What’s the problem with regex?
The tried and tested method is to use regular expressions to strip away HTML tags but this has a number of problems: What if the HTML isn’t properly formed properly? What if you have JavaScript inside the HTML and the regex matches on that? What if you strip away the tags but you don’t want the content of link (anchor) tags such as ‘Click Here’? With the regex approach it might work for some really simple HTML but it’s becoming clear one single regex isn’t going to solve this. Applying different regex to different parts of the HTML snippet would work except this approach is beginning to require a deep knowledge of the HTML specification and would probably involve writing a small browser to cover all edge cases which you don’t want to do… or do you?
The power of a small browser in your binary
Wait, don’t go!
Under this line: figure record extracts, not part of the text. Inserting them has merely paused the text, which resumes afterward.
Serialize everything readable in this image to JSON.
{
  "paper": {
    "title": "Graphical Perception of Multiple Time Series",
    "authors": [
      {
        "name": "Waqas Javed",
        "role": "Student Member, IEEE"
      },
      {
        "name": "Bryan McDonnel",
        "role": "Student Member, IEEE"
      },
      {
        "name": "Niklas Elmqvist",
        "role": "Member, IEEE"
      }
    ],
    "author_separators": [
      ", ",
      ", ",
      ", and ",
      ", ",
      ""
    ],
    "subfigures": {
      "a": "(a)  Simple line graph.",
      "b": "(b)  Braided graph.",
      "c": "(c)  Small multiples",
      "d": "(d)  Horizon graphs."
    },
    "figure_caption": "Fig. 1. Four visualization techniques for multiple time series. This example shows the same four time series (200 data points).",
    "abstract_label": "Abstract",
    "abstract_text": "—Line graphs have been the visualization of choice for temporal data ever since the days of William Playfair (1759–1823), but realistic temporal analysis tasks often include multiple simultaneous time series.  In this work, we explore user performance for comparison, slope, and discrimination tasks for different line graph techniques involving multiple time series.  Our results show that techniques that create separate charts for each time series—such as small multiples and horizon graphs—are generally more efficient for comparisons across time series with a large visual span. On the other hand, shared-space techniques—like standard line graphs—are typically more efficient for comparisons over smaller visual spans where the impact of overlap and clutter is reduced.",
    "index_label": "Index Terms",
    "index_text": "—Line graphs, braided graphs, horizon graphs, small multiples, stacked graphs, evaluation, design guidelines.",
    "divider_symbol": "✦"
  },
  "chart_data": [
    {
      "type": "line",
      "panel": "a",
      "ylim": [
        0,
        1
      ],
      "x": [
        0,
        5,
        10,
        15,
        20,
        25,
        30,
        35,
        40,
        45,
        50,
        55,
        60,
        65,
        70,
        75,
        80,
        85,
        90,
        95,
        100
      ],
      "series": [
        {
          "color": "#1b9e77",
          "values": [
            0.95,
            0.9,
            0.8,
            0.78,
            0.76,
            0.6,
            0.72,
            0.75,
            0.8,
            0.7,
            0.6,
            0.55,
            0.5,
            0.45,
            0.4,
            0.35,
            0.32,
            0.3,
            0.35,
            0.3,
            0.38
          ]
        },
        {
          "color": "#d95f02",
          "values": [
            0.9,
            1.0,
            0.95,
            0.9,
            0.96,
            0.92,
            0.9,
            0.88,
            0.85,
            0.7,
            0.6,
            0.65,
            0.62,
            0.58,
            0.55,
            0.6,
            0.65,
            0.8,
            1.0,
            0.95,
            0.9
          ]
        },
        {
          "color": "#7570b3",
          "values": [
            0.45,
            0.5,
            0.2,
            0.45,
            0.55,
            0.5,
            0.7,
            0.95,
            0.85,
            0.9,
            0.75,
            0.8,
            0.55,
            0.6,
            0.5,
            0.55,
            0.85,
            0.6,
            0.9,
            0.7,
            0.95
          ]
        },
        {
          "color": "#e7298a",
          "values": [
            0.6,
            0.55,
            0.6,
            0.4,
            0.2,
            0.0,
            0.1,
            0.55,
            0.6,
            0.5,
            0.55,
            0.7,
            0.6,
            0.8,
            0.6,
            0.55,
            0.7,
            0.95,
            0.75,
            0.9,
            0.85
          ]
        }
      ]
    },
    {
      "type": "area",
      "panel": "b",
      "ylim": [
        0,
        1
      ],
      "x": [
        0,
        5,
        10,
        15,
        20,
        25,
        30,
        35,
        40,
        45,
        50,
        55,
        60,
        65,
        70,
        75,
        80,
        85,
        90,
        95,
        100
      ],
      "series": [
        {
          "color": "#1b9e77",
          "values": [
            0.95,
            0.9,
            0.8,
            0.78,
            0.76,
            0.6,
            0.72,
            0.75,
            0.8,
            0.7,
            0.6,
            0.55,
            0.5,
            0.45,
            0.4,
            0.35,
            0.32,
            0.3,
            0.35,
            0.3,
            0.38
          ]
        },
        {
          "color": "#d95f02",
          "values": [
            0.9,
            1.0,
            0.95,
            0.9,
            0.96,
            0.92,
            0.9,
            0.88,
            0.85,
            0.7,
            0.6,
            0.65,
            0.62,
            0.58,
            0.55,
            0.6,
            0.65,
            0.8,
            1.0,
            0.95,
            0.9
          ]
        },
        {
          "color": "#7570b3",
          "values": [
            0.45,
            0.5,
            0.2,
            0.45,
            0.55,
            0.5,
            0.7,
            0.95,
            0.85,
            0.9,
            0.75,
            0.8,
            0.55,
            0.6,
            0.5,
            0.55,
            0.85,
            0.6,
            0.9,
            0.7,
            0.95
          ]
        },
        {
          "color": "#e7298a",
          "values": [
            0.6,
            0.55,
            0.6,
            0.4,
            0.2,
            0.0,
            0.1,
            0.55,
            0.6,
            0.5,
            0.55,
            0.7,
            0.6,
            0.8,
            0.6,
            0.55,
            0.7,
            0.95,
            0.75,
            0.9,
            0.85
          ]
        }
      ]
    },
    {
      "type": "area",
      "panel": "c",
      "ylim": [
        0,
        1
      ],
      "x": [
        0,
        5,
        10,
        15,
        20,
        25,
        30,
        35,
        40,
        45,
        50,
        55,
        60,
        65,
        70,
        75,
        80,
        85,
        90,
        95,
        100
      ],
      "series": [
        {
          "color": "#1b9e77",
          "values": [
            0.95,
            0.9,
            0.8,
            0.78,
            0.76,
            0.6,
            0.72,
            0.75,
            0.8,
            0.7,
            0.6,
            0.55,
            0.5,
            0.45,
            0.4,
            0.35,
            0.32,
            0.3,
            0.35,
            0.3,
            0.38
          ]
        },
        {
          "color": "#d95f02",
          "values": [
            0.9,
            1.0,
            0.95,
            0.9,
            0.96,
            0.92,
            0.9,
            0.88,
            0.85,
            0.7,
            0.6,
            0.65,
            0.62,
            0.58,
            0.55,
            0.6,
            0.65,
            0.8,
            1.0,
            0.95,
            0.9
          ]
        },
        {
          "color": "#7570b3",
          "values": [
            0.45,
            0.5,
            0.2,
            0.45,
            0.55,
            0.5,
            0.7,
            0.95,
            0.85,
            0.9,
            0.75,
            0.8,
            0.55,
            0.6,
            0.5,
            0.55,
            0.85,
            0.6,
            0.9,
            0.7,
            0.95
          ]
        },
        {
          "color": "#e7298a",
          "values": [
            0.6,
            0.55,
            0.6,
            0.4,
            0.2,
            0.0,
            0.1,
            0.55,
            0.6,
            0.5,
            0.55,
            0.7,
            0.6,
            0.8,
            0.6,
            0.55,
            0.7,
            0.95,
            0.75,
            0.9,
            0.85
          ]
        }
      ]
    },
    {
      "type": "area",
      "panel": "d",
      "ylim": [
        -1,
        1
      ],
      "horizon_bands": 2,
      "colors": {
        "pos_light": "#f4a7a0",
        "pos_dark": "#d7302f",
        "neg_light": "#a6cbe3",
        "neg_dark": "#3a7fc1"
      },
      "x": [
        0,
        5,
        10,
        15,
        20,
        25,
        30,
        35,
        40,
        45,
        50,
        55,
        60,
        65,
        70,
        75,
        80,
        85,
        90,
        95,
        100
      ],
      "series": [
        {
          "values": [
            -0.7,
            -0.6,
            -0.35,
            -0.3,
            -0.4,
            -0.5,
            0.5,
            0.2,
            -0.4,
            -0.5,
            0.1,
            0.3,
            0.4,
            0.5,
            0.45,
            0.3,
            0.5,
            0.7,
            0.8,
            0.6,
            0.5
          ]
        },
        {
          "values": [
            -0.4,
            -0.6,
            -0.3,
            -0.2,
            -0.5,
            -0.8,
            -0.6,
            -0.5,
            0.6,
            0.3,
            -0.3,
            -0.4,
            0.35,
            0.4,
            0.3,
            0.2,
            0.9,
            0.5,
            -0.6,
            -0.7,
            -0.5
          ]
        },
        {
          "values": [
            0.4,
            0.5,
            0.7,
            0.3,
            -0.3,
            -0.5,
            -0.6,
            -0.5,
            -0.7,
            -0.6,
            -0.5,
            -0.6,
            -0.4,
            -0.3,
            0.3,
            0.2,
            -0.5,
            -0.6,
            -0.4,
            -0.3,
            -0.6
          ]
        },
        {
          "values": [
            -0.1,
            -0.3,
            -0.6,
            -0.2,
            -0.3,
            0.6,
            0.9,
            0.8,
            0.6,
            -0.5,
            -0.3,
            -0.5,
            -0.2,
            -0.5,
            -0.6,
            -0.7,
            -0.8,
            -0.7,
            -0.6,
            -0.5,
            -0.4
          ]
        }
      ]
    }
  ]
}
It’s not as a mammoth task as it seems… The issue is that you want to parse the HTML just like a browser would except you don’t need to render the content. We’ll borrow a trick from web browsers which is to model the HTML content using the Document Object Model. This a way of representing the HTML content internally as a tree structure. Web browsers typically parse the HTML into a DOM tree before using that to render the contents to screen. It’s that parsing and the DOM tree that you want to use because the HTML 5 spec covers how it should be parsed and what happens if a tag is missing or not formatted correctly.
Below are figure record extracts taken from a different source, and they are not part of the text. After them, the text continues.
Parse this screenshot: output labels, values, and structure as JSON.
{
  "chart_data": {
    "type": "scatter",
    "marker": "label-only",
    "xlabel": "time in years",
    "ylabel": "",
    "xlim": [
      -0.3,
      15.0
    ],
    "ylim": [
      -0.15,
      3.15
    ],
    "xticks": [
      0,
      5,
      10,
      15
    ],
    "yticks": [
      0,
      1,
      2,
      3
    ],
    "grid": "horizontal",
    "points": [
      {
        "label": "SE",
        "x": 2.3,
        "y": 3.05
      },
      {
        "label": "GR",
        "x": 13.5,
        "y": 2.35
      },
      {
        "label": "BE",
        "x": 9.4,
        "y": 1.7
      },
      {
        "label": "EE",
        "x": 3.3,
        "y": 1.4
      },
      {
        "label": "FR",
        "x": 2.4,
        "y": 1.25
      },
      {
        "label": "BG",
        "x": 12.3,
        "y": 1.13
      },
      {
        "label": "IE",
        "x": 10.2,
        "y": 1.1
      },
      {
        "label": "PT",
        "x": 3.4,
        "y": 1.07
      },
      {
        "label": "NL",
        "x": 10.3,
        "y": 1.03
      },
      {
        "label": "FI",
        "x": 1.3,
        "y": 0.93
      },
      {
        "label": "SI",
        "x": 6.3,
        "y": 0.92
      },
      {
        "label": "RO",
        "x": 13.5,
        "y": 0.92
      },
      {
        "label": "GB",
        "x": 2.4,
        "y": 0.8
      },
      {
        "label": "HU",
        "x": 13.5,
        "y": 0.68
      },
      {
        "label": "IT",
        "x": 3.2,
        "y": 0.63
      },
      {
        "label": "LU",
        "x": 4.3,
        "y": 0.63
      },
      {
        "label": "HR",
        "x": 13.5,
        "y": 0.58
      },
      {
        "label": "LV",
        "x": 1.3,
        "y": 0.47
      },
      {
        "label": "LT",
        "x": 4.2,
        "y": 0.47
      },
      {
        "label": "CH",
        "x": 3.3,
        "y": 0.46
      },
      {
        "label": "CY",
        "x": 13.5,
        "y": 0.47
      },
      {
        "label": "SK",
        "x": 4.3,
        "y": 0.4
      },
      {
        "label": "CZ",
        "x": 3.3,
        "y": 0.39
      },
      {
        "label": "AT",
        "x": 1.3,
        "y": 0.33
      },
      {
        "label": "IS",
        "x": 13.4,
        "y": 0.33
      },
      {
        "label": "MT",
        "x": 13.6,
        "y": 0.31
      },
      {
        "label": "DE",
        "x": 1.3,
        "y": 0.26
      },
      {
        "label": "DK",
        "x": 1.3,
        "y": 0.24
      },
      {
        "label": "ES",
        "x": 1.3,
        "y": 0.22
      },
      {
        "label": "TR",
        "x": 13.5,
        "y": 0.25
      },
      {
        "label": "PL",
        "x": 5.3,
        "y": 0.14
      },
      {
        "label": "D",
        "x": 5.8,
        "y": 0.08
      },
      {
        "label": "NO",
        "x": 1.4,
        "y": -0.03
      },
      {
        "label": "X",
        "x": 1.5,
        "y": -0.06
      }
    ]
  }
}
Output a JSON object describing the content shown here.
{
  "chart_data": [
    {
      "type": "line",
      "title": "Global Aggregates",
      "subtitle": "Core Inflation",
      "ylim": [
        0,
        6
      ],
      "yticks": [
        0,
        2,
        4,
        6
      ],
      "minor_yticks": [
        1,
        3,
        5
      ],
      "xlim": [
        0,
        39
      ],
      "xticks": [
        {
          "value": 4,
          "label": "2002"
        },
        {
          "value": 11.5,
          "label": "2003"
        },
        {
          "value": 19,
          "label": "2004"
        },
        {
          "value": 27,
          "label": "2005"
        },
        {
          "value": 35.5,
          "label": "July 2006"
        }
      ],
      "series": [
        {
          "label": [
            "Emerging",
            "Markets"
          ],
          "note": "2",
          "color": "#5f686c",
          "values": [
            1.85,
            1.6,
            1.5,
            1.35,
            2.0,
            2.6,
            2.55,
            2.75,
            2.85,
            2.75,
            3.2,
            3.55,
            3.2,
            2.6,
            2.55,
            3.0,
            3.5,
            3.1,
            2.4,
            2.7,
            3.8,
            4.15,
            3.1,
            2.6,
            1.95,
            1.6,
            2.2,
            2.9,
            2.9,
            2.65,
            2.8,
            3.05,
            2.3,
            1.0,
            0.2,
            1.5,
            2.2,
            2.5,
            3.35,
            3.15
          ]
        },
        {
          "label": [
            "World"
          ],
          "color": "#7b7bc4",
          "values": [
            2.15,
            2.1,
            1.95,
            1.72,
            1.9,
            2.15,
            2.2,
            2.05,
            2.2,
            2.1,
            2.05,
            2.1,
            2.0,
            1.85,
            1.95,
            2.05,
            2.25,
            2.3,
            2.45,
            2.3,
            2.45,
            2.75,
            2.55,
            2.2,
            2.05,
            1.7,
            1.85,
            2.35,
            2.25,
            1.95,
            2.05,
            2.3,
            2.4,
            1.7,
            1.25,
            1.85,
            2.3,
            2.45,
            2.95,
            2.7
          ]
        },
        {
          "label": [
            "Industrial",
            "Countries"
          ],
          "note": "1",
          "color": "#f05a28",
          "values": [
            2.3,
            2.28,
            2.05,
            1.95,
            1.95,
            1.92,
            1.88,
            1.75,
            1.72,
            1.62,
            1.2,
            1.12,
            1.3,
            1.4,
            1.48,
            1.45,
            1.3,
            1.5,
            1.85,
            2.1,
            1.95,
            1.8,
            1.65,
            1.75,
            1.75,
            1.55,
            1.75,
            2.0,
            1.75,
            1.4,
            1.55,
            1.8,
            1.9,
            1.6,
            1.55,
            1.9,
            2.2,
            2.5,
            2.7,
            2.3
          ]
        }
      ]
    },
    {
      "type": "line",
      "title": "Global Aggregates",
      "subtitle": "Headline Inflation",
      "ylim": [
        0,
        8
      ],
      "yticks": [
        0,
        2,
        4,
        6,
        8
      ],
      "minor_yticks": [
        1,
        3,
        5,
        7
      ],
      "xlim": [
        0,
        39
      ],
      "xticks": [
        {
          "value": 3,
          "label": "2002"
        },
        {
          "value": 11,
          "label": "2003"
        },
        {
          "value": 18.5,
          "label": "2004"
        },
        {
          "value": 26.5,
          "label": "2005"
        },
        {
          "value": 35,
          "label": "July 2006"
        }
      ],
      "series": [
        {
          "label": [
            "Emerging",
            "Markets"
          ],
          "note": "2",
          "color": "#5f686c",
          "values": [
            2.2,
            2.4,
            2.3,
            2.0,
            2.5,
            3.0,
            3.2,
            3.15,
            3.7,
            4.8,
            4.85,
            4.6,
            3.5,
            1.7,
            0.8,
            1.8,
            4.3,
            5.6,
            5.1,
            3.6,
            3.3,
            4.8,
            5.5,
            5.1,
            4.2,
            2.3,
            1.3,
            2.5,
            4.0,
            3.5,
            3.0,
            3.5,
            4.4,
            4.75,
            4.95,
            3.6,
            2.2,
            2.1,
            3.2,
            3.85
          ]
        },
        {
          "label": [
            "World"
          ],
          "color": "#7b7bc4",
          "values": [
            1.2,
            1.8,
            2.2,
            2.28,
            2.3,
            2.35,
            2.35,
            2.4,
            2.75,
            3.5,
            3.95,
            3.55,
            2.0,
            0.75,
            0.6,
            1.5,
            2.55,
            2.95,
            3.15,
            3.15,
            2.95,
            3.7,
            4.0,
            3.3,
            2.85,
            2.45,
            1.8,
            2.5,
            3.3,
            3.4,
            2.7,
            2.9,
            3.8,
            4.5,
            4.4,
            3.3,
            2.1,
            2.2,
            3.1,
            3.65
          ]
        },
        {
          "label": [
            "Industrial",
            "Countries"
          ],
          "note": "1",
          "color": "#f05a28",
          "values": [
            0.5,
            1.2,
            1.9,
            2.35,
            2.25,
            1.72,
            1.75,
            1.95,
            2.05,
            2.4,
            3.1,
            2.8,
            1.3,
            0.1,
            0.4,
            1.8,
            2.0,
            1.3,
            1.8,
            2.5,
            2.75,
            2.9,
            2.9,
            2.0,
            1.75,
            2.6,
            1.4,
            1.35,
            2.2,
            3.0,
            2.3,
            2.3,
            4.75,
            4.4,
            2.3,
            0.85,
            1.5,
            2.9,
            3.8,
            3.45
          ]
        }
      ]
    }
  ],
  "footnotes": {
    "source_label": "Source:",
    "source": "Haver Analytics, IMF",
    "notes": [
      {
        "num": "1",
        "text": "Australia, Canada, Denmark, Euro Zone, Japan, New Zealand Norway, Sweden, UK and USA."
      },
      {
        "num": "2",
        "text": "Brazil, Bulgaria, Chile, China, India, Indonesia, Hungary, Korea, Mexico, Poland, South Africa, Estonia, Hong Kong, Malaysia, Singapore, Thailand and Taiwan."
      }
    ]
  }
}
Once you have the DOM, you can walk down the tree and delete, modify or add additional tags. Finally once you are happy with your tree you can serialising it to HTML and put it in your app safely in the knowledge that you’ve stripped it of any nasty code or tags.
HTML parsing on the shoulders of giants
This is where Gumbo comes in, Gumbo is an implementation of the HTML5 parsing algorithm implemented as a pure C99 library with no outside dependencies, written by Google! It’s C so it’s fast except it also means it can be a bit difficult to work with which is why you might want to use Objective-Gumbo instead – it’s an Objective-C wrapper around Gumbo.
To get started with the DOM, all you need is to create an OGDocument using your HTML text snippet:
NSString *HTML = @"...";
OGDocument *doc = [ObjectiveGumbo parseDocumentWithString:HTML];
OGElement *bodyTag = [[doc elementsWithTag:GUMBO_TAG_BODY] firstObject];
..
The DOM is actually really simple, you have nodes and nodes can have children nodes. Each node can have a tag associated to it such as a p tag or a body tag.
Now you have your root node or body tag as a DOM Element node, you can recursively iterate through modifying the DOM or simply write out the HTML tags as strings.
- (NSString *)stringFromElement:(OGElement *)element
{
NSMutableString *string = [[NSMutableString alloc] init];
// Write out the starting tag
if (element.tag == GUMBO_TAG_P) {
[string appendString:@"
"];
}
// Handle the children nodes
// (also recursively call this method until we have no children)
for (OGNode *child in element.children) {
if ([child isKindOfClass:[OGText class]]) {
NSString *text = ((OGText *)child).text;
// Convert & back to & etc
CFStringRef textHTML = CFXMLCreateStringByEscapingEntities(kCFAllocatorDefault,
(CFStringRef) text,
NULL);
[string appendString: (__bridge NSString *)textHTML];
} else if ([child isKindOfClass:[OGElement class]]) {
[string appendString: [self stringFromElement:((OGElement *)child)]];
}
}
// Write out the closing tag
if (element.tag == GUMBO_TAG_P) {
[string appendString:@"
"];
}
}
Now the above is just a simple method which scans for paragraph tags and outputs new clean paragraph tags containing text that has been filtered by the HTML 5 parser.
NSString *HTML = @"...";
OGDocument *doc = [ObjectiveGumbo parseDocumentWithString:HTML];
OGElement *bodyTag = [[doc elementsWithTag:GUMBO_TAG_BODY] firstObject];
NSString *cleanHTML = [[self stringFromElement:bodyTag] copy];
Hopefully that should be a good starting point. You could create a rule-based parser and keep certain text in and remove others. Another option would be to strip out HTML links or perhaps you might want to keep them in but render them at the end of the document. There are many different possible options and I recommend you have a play around and if you do something interesting please post it to GitHub and send me a link.